Melalui wawancara dengan para buruh tua, kita melihat bagaimana mereka dipaksa bekerja di bawah sistem kerja paksa zaman kolonial dan bagaimana itu berlanjut dalam bentuk baru di masa Orde Baru.

Film juga menampilkan sejarah kelam tahun 1965, ketika rezim militer Soeharto naik ke tampuk kekuasaan setelah membantai ratusan ribu orang yang dituduh sebagai komunis. Buruh-buruh perkebunan menjadi salah satu korban paling parah. Mereka ditangkap, disiksa, dibunuh, dan disingkirkan. Banyak yang sampai hari ini masih menyimpan trauma.

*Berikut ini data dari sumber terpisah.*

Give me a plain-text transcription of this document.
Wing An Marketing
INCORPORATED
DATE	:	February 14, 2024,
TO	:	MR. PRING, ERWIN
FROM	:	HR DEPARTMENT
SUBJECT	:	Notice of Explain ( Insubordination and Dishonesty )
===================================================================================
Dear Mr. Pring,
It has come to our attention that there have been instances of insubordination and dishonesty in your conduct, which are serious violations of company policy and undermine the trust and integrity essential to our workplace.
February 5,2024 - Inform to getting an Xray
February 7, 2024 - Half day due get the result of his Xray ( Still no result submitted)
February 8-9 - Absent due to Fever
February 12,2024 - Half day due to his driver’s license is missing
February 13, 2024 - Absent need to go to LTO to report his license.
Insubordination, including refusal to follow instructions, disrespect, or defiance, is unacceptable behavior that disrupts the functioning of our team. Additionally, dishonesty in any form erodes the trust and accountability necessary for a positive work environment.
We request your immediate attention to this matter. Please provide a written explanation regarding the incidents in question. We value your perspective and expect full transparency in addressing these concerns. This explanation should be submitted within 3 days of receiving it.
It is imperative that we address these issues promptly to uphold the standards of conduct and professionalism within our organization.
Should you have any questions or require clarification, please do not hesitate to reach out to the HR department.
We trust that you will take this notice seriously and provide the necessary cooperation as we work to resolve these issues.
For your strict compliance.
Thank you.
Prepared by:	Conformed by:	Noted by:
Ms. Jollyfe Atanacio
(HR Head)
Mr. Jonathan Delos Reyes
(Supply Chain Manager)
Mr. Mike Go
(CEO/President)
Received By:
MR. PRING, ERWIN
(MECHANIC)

Globalisasi Sebagai Kolonialisme Baru

Film kemudian berpindah fokus ke kondisi kontemporer, menampilkan buruh-buruh di perkebunan kelapa sawit, karet, dan tembakau. Dengan kamera yang mereka pegang sendiri, para buruh memperlihatkan:

  • Gaji yang sangat rendah
  • Tidak adanya jaminan kesehatan
  • Pekerjaan berat tanpa alat pelindung
  • Perumahan buruk dan sanitasi minim
  • Sistem kerja kontrak yang tidak adil

Para buruh menyebut globalisasi sebagai bentuk penjajahan baru. Perusahaan multinasional mengontrol lahan dan produksi, memeras tenaga buruh lokal, dan meraup keuntungan besar di luar negeri.

Ada narasi kuat bahwa WTO, IMF, dan Bank Dunia memainkan peran dalam mendesain sistem ini. Globalisasi yang dijanjikan sebagai kemajuan justru menjadi alat eksploitasi yang sistematis.

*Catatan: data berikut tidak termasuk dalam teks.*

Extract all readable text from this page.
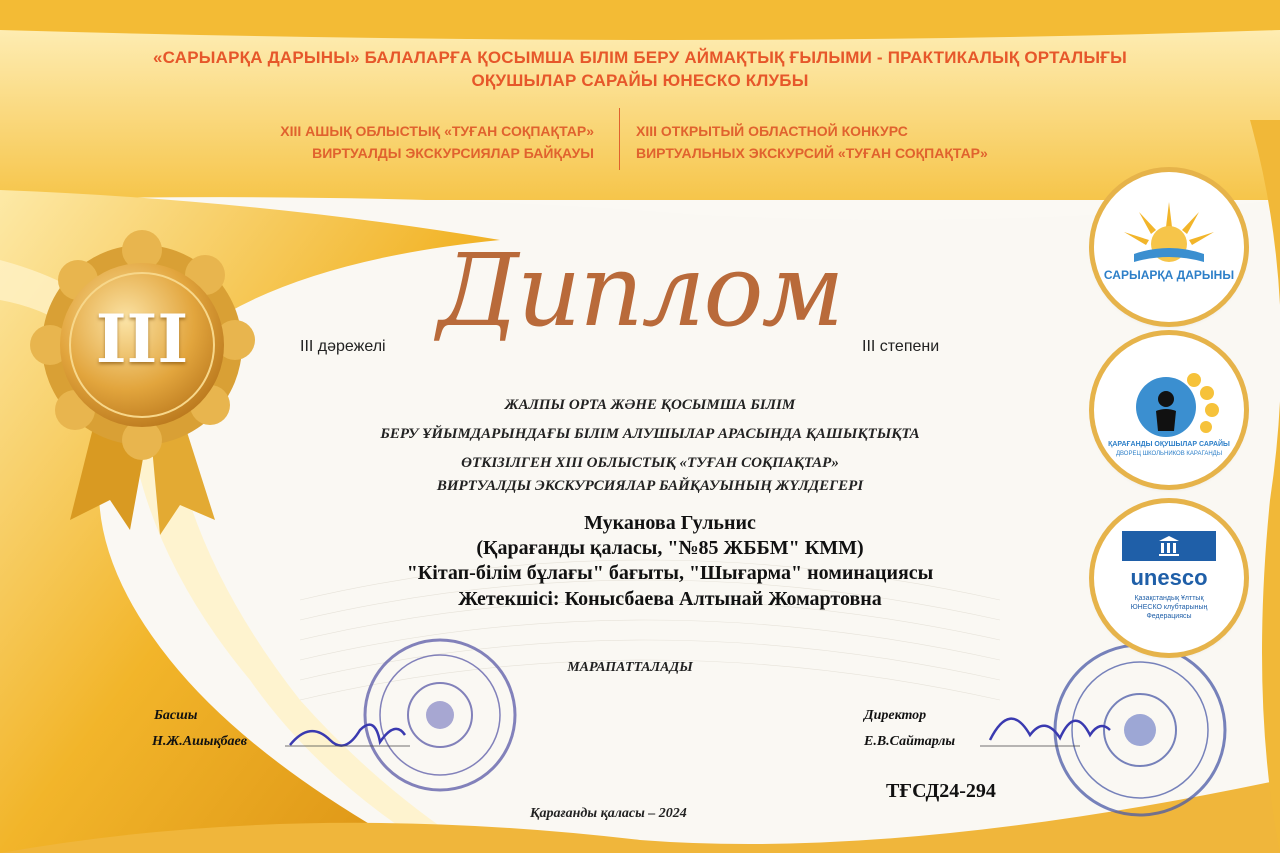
«САРЫАРҚА ДАРЫНЫ» БАЛАЛАРҒА ҚОСЫМША БІЛІМ БЕРУ АЙМАҚТЫҚ ҒЫЛЫМИ - ПРАКТИКАЛЫҚ ОРТАЛЫҒЫ
ОҚУШЫЛАР САРАЙЫ ЮНЕСКО КЛУБЫ
XIII АШЫҚ ОБЛЫСТЫҚ «ТУҒАН СОҚПАҚТАР»
ВИРТУАЛДЫ ЭКСКУРСИЯЛАР БАЙҚАУЫ
XIII ОТКРЫТЫЙ ОБЛАСТНОЙ КОНКУРС
ВИРТУАЛЬНЫХ ЭКСКУРСИЙ «ТУҒАН СОҚПАҚТАР»
III Диплом
III дәрежелі	III степени
ЖАЛПЫ ОРТА ЖӘНЕ ҚОСЫМША БІЛІМ
БЕРУ ҰЙЫМДАРЫНДАҒЫ БІЛІМ АЛУШЫЛАР АРАСЫНДА ҚАШЫҚТЫҚТА
ӨТКІЗІЛГЕН XIII ОБЛЫСТЫҚ «ТУҒАН СОҚПАҚТАР»
ВИРТУАЛДЫ ЭКСКУРСИЯЛАР БАЙҚАУЫНЫҢ ЖҮЛДЕГЕРІ
Муканова Гульнис
(Қарағанды қаласы, "№85 ЖББМ" КММ)
"Кітап-білім бұлағы" бағыты, "Шығарма" номинациясы
Жетекшісі: Конысбаева Алтынай Жомартовна
МАРАПАТТАЛАДЫ
Басшы
Н.Ж.Ашықбаев
Директор
Е.В.Сайтарлы
ТҒСД24-294
Қарағанды қаласы – 2024
САРЫАРҚА ДАРЫНЫ
ҚАРАҒАНДЫ ОҚУШЫЛАР САРАЙЫ
ДВОРЕЦ ШКОЛЬНИКОВ КАРАГАНДЫ
unesco
Қазақстандық Ұлттық
ЮНЕСКО клубтарының
Федерациясы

Kapitalisme Butuh Kekerasan

Di bagian ini, film membongkar bagaimana sistem kapitalis tidak bisa berjalan tanpa kekerasan. Dalam konteks Indonesia, kekerasan militer dan paramiliter digunakan untuk:

  • Menindas gerakan buruh
  • Menghancurkan serikat independen
  • Menjaga keamanan perusahaan asing
  • Mencegah rakyat menuntut haknya

Film menampilkan footage latihan militer dan pernyataan dari para buruh yang menceritakan pengalaman mereka disiksa, diintimidasi, atau dikeluarkan dari pekerjaan karena membentuk serikat.

Para pembuat film menekankan bahwa sistem ini didesain agar rakyat tetap takut, tidak bisa melawan, dan terus bekerja dalam kondisi tidak manusiawi.

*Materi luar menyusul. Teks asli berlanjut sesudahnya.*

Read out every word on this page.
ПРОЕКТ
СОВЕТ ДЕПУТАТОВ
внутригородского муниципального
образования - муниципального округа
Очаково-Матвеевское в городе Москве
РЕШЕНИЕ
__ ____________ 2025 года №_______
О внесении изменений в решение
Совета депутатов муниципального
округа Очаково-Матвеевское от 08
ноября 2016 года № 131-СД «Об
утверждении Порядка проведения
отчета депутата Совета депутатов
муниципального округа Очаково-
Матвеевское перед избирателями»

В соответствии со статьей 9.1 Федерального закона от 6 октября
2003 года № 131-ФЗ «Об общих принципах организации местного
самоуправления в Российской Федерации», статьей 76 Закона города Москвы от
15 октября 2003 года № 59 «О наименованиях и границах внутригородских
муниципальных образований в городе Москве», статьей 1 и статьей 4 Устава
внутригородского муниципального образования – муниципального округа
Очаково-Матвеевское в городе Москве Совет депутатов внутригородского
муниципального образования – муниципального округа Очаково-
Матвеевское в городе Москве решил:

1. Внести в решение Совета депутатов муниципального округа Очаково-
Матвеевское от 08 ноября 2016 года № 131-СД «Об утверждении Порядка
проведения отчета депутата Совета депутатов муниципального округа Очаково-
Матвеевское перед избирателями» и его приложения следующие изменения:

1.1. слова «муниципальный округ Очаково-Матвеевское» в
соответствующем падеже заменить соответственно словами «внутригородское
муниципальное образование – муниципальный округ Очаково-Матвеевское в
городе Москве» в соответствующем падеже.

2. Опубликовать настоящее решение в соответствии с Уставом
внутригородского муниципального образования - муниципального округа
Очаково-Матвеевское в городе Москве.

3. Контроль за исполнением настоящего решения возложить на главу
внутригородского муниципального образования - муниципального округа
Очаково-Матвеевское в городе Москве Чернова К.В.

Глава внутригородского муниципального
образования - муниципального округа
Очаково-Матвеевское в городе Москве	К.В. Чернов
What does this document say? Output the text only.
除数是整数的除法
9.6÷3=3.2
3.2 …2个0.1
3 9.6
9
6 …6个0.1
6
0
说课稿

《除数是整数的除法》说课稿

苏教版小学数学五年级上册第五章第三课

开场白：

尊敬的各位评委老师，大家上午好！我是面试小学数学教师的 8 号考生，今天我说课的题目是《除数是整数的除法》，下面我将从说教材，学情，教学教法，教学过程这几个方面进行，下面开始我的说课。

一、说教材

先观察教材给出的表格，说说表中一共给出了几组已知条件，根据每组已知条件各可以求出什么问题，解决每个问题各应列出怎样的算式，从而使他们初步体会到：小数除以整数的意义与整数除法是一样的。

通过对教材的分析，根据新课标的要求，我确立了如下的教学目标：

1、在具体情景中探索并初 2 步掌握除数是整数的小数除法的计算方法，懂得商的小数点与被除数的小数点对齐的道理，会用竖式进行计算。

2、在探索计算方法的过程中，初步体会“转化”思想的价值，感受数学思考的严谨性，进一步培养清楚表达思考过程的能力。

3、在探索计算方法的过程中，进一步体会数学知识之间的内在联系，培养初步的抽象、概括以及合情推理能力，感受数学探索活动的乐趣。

Perlawanan Oleh Serikat Buruh

Di tengah gelapnya kondisi, muncullah harapan. Film mulai menampilkan aktivitas Serikat Buruh Perkebunan Sumatera Utara (SBPSU) yang mencoba membangun kesadaran di kalangan buruh.

Mereka mengadakan diskusi, pelatihan hukum, kampanye kesadaran, dan produksi media alternatif — termasuk film ini sendiri. Para buruh mulai belajar tentang hak-hak mereka, memahami peran mereka dalam sistem ekonomi global, dan perlahan-lahan mulai berani bersuara.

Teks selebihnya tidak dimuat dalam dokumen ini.